ZEEL and Sony both have consented to a binding exclusivity for 90 days during which definitive and further non-compete agreements will be conducted and finalized. The merged entity will be publicly listed in India.

According to the term sheet, the promoters of ZEEL and Sony India can build the shareholding from the current 4% to 20 percent as per applicable law.

Strategic and business value of ZEEL-Sony India merger

ZEEL stated that the Board of Directors at ZEEL have done a strategic review of the merger between ZEEL and Sony India. They have assessed both the financial and strategic values that Sony India brings to the merger. The Board of Directors of ZEEL stated that the merger will be valuable to all shareholders and stakeholders.
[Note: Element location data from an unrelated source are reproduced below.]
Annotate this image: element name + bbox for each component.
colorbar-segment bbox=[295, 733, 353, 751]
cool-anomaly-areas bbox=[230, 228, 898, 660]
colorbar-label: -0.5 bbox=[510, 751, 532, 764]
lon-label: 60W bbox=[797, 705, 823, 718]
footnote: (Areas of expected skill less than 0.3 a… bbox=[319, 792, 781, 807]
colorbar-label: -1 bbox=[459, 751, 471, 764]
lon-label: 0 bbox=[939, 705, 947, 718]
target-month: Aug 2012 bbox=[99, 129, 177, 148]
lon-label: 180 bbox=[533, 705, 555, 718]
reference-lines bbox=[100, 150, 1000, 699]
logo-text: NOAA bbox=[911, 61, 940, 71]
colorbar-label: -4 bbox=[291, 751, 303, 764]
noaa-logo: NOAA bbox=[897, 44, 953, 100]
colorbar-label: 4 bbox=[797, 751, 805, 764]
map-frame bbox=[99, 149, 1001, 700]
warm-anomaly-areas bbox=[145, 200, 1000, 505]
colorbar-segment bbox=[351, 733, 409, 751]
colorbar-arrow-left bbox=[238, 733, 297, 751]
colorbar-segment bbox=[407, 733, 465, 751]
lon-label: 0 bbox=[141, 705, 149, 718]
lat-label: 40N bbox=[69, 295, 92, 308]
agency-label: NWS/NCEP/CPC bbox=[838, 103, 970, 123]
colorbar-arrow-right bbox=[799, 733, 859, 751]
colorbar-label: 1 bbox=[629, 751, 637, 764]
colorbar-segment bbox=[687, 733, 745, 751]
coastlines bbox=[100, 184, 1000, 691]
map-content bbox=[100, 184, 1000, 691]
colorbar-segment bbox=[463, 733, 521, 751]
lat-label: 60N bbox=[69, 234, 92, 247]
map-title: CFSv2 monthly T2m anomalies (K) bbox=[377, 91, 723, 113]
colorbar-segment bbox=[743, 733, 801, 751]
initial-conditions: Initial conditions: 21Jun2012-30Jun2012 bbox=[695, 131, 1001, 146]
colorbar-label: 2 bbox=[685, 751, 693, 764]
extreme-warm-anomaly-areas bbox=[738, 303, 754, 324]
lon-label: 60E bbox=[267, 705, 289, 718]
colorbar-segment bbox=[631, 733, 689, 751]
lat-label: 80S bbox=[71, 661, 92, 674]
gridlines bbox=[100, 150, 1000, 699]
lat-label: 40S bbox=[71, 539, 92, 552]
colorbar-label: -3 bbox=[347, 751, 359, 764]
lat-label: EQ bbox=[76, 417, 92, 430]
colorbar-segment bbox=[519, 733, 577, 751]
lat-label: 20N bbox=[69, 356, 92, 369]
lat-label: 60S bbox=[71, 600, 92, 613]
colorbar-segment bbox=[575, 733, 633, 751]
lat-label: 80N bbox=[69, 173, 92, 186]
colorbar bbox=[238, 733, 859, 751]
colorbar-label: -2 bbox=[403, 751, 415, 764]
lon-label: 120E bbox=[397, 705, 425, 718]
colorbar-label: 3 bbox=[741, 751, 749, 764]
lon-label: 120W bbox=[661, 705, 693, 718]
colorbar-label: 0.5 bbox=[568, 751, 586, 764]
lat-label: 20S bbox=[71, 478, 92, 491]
The ZEEL-Sony India merger is as per the strategy of ZEEL which is achieving higher development and benefit as a leading media and entertainment organization across South Asia.

The deep customer interface and strong mastery in content production of ZEEL over the past 3 decades when combined with the achievement of Sony India across entertainment genres including sports and games will help the worth of the merged entity and its shareholders essentially.